The Prime Minister will host an NHS Recovery Forum, with experts from the health and care sectors convening in Downing Street on Saturday to discuss how to improve NHS performance and outcomes.
The forum is set to focus on four crucial issues: social care and delayed discharge; urgent and emergency care; elective care; and primary care.
It comes as senior doctors say the NHS is on a knife edge, with many A&E units struggling to keep up with demand and trusts and ambulance services declaring critical incidents.
Health Secretary Steve Barclay, Treasury minister John Glen, Cabinet Office minister Oliver Dowden and the Chief Executive Officer of NHS England Amanda Pritchard are set to attend.
A Downing Street spokesperson said: “As the Prime Minister made clear this week, easing the immediate pressures whilst also focusing on the long-term improvement of the NHS is one of his key promises.
“That’s why we’re bringing together the best minds from the health and care sectors to help share knowledge and practical solutions so that we can tackle the most crucial challenges such as delayed discharge and emergency care.
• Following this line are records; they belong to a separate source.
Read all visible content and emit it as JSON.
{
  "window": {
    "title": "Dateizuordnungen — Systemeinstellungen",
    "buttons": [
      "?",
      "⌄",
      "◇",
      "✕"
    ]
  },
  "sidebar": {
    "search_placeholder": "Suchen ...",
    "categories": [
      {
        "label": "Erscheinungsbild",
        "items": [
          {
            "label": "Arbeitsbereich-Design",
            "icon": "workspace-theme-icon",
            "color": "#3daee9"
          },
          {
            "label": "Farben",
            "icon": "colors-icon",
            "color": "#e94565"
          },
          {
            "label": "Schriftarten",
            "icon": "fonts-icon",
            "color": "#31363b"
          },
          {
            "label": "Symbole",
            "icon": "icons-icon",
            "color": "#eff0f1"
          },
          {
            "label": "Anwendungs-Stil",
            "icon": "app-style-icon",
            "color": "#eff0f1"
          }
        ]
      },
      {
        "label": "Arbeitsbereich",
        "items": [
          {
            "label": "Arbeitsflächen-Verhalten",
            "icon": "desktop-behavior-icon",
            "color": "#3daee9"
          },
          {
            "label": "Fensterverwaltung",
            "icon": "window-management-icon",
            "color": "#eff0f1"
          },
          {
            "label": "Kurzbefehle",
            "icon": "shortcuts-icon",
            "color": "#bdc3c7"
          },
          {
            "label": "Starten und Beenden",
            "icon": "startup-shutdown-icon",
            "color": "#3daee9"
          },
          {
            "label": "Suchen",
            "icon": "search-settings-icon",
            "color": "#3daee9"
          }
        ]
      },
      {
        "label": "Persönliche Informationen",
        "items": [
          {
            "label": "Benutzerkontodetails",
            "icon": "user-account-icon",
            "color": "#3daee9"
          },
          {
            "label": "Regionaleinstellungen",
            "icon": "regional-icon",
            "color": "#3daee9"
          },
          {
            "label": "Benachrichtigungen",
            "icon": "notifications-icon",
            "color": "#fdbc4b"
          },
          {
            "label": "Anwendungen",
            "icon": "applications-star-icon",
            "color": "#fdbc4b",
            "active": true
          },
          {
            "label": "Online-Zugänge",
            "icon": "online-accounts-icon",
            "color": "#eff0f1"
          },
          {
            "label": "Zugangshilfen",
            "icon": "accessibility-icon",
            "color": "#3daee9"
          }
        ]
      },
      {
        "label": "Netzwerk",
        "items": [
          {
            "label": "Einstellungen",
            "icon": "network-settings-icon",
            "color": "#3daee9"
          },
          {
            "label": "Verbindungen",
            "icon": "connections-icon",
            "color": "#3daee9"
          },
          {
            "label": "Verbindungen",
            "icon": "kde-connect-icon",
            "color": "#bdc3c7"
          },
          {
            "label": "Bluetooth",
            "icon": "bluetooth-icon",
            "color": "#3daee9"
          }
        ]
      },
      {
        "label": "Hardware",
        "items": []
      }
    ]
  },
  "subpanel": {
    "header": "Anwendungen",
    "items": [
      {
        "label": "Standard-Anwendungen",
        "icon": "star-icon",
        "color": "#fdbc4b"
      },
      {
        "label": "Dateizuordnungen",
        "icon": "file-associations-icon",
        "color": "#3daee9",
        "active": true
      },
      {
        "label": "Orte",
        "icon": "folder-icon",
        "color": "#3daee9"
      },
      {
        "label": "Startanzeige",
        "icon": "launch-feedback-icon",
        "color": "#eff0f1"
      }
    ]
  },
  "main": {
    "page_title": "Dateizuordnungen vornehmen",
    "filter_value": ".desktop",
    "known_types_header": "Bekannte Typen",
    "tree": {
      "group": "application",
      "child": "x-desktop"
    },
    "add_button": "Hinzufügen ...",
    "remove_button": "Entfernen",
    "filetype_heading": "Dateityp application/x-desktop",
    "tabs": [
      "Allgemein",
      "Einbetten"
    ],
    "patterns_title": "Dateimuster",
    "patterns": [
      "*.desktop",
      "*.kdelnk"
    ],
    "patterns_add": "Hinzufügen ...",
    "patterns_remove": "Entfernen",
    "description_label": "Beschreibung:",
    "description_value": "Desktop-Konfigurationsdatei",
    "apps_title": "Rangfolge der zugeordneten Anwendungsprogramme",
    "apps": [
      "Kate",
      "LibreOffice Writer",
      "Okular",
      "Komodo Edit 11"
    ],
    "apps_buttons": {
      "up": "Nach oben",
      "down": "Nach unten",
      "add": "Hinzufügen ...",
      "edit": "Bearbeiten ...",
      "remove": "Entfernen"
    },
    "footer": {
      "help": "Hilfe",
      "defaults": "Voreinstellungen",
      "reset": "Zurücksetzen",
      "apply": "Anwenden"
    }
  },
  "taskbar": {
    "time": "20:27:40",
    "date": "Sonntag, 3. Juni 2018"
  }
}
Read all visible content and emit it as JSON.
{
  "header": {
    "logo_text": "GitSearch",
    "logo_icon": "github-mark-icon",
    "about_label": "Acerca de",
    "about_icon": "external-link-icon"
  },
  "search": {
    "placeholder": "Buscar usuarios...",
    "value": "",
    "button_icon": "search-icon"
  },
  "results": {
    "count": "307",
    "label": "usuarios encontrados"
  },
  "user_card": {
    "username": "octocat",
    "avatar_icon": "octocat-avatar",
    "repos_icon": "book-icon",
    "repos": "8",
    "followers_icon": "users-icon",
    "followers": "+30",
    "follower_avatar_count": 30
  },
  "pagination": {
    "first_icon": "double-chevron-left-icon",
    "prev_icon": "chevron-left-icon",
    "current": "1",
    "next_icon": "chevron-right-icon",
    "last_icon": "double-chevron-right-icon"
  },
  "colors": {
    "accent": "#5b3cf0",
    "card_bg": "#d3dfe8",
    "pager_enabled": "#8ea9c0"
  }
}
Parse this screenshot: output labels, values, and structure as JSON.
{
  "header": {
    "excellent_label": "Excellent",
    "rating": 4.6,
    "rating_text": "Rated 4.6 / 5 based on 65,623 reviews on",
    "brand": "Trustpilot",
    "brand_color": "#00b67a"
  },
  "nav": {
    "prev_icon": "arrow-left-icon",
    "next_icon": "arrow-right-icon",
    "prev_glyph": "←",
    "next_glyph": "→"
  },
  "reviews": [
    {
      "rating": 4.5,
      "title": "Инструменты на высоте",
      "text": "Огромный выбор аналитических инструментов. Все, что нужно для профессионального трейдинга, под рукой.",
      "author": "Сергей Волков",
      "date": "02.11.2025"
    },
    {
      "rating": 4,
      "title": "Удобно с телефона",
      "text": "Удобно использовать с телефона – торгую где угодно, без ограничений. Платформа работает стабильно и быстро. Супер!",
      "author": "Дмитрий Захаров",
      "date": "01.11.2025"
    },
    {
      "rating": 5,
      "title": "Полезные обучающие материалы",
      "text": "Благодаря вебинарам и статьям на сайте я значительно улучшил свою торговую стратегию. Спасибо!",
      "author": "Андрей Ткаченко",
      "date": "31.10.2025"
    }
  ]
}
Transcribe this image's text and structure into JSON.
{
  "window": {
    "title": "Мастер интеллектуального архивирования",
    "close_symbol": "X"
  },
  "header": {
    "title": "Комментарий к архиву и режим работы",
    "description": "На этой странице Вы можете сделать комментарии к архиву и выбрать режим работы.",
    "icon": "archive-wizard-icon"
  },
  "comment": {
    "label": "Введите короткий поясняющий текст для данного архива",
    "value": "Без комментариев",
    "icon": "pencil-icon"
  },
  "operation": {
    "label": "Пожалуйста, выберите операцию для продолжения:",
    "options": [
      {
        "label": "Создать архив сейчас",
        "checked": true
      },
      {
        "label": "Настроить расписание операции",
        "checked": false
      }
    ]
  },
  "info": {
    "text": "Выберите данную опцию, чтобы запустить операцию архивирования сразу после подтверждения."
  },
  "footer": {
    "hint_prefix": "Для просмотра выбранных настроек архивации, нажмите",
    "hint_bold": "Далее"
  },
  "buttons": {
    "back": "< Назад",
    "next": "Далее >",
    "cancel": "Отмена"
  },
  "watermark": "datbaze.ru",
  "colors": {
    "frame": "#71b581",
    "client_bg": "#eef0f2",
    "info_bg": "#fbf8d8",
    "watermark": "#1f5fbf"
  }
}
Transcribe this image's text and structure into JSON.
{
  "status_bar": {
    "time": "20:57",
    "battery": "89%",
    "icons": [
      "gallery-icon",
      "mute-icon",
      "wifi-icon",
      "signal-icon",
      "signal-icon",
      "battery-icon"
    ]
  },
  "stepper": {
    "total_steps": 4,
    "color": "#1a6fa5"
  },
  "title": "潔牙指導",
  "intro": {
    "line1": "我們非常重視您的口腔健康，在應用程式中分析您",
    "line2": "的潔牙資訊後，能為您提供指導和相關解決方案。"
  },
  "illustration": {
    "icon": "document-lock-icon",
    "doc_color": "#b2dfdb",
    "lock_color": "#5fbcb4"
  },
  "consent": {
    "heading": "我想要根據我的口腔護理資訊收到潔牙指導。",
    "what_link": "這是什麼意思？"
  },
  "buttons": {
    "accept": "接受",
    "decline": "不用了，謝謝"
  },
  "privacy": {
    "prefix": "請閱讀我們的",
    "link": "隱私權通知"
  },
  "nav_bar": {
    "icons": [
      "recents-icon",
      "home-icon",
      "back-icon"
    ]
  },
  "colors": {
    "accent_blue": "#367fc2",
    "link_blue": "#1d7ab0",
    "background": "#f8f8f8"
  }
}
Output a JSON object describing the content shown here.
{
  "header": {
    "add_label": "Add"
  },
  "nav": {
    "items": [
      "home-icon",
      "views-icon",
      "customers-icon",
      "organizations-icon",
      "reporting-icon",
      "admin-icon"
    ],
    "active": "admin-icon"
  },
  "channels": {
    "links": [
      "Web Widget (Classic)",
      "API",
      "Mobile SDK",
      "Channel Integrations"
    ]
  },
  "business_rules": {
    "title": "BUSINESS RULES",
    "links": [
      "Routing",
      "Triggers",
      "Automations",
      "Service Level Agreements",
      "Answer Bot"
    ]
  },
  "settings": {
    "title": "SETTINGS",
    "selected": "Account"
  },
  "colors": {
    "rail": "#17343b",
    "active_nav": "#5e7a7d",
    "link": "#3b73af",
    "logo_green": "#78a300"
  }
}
“We want to correct the unwarranted variation in NHS performance between local areas, because no matter where you live you should be able to access quality healthcare.”
The forum will run for the majority of Saturday and attendees will include chief executives and clinical leaders from NHS organisations, local areas and councils from across the country, clinical experts from Royal Colleges and independent sector organisations working with health and social care services to deliver services for patients.
In his new year speech on Wednesday, the PM set out as one of his key promises, that NHS waiting lists will fall and people will get the care they need more quickly.
Responding to the announcement of the NHS Recovery Forum, shadow health secretary Wes Streeting said: “After 13 years of mismanaging the NHS, this is the equivalent of the arsonists convening a forum with the fire brigade to put out the inferno they started.
“Patients deserve more than a talking shop. Clinical leaders and health experts have been sounding the alarm for months about the crisis the NHS is facing, so why has it taken so long for Rishi Sunak and Steve Barclay to decide to listen to them?”
Mr Streeting added the £500 million for delayed discharges promised by the Government is “yet to reach the front line and is now too late to make a difference this winter”.
Liberal Democrat deputy leader Daisy Cooper said the meeting would be “too little, too late”.
The party’s health spokeswoman added: “Hundreds of people have been dying needlessly each week in the worst NHS crisis ever experienced in this country, whilst the Prime Minister sat on his hands.”
Matthew Taylor, chief executive of the NHS Confederation, said Saturday’s meeting would not be able to solve the problems facing the health and care sectors.
“The reality is that there are no silver bullets here,” he said.
“This crisis has been a decade or more in the making and we are now paying the high price for years of inaction and managed decline.
“Patients are experiencing delays that we haven’t seen for years.
“High levels of flu, respiratory syncytial virus (RSV) and rising Covid levels are exacerbating the problem but the cause is decades of under-investment in staffing, capital and the lack of a long-term solution to the capacity-crunch facing social care.
“None of these problems can be solved tomorrow.”
Mr Taylor called on ministers to “negotiate a swift end to the industrial dispute” with health workers, including nurses, over pay or else risk “indefinite” strike action “on top of the already mounting challenges”.